FirstNet is the product of a public-private partnership, and uses AT&Ts commercial broadband network, with 20 MHz of dedicated spectrum. It enables agencies to quickly interact with databases containing biographic and biometric data, and also includes its own app store, with apps for facial recognition, real-time video, and other technologies. It was developed after investigation into the 9/11 terrorist attacks concluded that better communication between different agencies could have prevented some deaths, particularly those of firefighter trapped in the collapsing north tower of the World Trade Center.

Legislation allocated some public broadband for the purpose in 2012, and the Department of Commerce signed an agreement with AT&T in March, 2017. The federal government provided the spectrum and $6.5 billion, while AT&T committed to spending $40 billion on the network over the next 25 years. A further $116.5 million has since been allocated by the Department of Commerce to help agencies implement and promote the network, according to The Intercept.

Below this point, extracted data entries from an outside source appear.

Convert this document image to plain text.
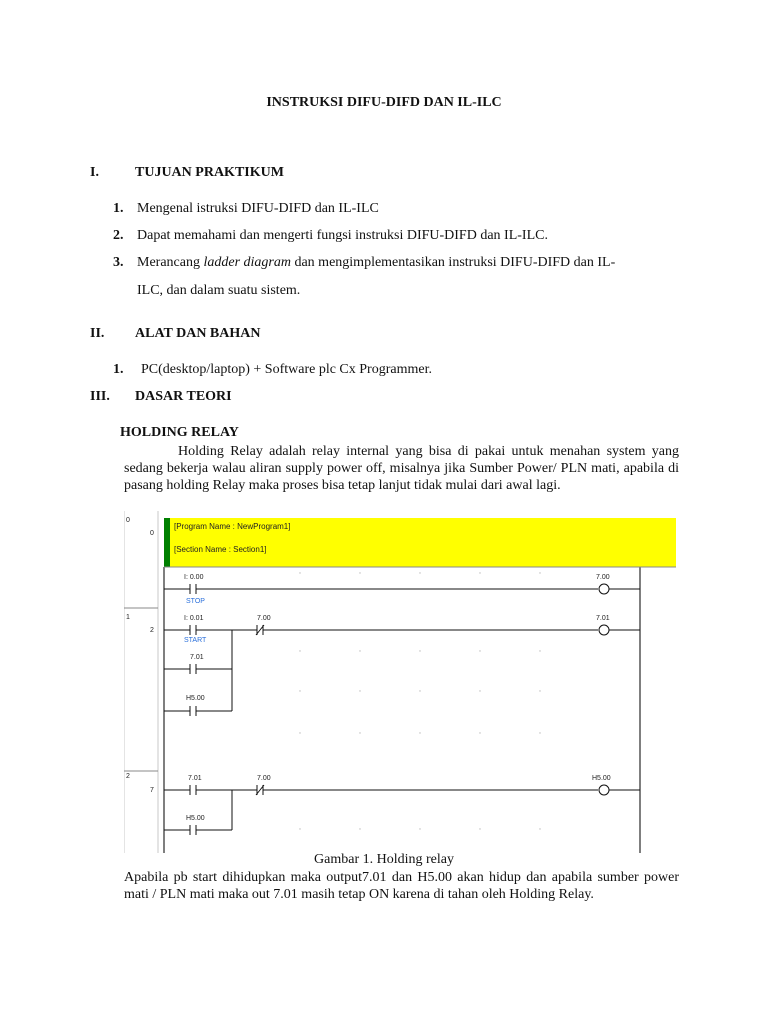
INSTRUKSI DIFU-DIFD DAN IL-ILC
I.	TUJUAN PRAKTIKUM
1. Mengenal istruksi DIFU-DIFD dan IL-ILC
2. Dapat memahami dan mengerti fungsi instruksi DIFU-DIFD dan IL-ILC.
3. Merancang ladder diagram dan mengimplementasikan instruksi DIFU-DIFD dan IL-
ILC, dan dalam suatu sistem.
II. ALAT DAN BAHAN
1. PC(desktop/laptop) + Software plc Cx Programmer.
III. DASAR TEORI
HOLDING RELAY
Holding Relay adalah relay internal yang bisa di pakai untuk menahan system yang sedang bekerja walau aliran supply power off, misalnya jika Sumber Power/ PLN mati, apabila di pasang holding Relay maka proses bisa tetap lanjut tidak mulai dari awal lagi.
[Program Name : NewProgram1]
[Section Name : Section1]
0
0
1
2
2
7
I: 0.00
STOP
7.00
I: 0.01
START
7.00	7.01
7.01
H5.00
7.01	7.00	H5.00
H5.00
Gambar 1. Holding relay
Apabila pb start dihidupkan maka output7.01 dan H5.00 akan hidup dan apabila sumber power mati / PLN mati maka out 7.01 masih tetap ON karena di tahan oleh Holding Relay.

The network provides “priority” and “pre-emption” capabilities to ensure communication in the event of a disaster, and is being extended to some private partners, such as electrical utilities, to make sure they can continue to support first responders in emergency situations. The project is also supported by government research, such as the real-time video analytics work being carried out by NIST.

FirstNet has reached agreements with 52 U.S. states and territories, though not necessarily subscriptions, and announced in June that it has been joined by more than 1,000 public safety agencies.

Critics like Society of Professional Journalists Ethics Committee Chair Andrew Seaman contend that if FirstNet is going to replace the police scanner as a means of communication, that journalists should have access to it, as a means of communicating vital information to the public and an oversight mechanism. FirstNet was also blasted as a waste of money in The Atlantic in 2016.

The news of FirstNet’s progress and pitch to CBP come as Amazon is locked in an argument with the ACLU about the appropriateness of marketing facial recognition services to law enforcement.